Governor Abdullahi Ganduje of Kano has accused his predecessor, Senator Rabi’u Kwankwaso, of leaving a liability of N54.4billion for the five kilometres road projects across the 44 Local Government Areas of the state.
In a statement on Sunday, Ganduje said the state Executive Council had received the report of the “Technical Committee to assess the 5 km road projects all of which were awarded by the previous administration under the defunct Ministry of Land and Physical Planning with the state Urban Planning and Development Authority (KNUPDA) as supervising agency.”
The committee was set up after Daily Trust exposed the state of the projects.
The state commissioner for Information, Malam Muhammad Garba, who spoke on behalf of Ganduje, said the committee visited 39 local governments where its detailed report indicated awarded contract sum for the projects, present site conditions, value of executed works, amount certified and amount released for the projects.
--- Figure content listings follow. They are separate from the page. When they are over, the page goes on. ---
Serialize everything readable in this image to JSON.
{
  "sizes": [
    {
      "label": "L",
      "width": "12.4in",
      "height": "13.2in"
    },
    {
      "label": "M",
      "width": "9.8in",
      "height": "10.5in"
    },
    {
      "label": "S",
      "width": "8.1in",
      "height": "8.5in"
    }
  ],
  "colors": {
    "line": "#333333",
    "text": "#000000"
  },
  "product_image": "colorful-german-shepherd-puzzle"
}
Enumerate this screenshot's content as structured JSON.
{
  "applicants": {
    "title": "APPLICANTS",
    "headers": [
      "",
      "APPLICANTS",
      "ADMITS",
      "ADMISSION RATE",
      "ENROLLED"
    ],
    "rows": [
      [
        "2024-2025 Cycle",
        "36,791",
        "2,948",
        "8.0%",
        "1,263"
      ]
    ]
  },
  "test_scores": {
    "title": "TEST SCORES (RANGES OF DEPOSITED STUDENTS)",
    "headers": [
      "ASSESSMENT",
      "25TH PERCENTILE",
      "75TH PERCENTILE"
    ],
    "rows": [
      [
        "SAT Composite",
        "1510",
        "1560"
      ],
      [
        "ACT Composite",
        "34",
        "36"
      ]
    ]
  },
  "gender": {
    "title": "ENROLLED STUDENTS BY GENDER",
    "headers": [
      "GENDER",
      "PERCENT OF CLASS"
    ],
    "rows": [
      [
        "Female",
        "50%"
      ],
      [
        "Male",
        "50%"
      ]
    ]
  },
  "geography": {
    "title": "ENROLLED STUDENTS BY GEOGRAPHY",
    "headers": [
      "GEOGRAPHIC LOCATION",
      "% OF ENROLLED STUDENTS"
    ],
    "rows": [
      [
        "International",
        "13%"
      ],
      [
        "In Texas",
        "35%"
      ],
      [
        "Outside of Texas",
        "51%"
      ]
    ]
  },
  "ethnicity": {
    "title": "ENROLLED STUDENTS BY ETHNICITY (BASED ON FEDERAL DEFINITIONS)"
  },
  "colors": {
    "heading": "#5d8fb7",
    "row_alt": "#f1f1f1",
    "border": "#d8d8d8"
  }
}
He said 5km projects in three local governments were revoked and rewarded due to non-performance in Warawa, Ungogo and Dawakin Tofa, while some portions of the projects in Tsanyawa and Bichi along Kano-Katsina road were released to the federal ministry of works and housing based on request from the federal government.
He said three other projects in Rimin Gado, Karaye and Bunkure local government that fall within main arterial highway were expunged from the main project and re-awarded separately for execution, while metropolitan local governments of Dala, Nassarawa, Gwale, Municipal and Tarauni were allotted various projects within the municipality as 5km projects.
But reacting to the allegation, Kwankwaso, who spoke through his former Commissioner for State Affairs and deputy governor candidate of the PDP in the 2019 election, Aminu Abdussalam Gwarzo, said, “Thank God it was Ganduje who was the Commissioner of Ministry of Local Government, he was in charge of the entire project. It was his (Ganduje) ministry that was supervising the project and making recommendations for payments to contractors.”
He admitted that most of projects were left uncompleted, but what the Kwankwaso administration did was payment of 30% as “mobilisation fee and if you exhaust it and sufficiently prove that you have done something beyond the initial 30% you collected, then you make a claim and it is paid. Unfortunately for Ganduje, all these processes were strictly done in his ministry.”
“As far as we are concerned, we don’t know of any liability of any N54billion. Maybe they are now trying to cook up something,” he said.
Gwarzo said the administration of Kwankwaso carried out its own findings on the projects before leaving office and it will release the technical report if challenged to do so.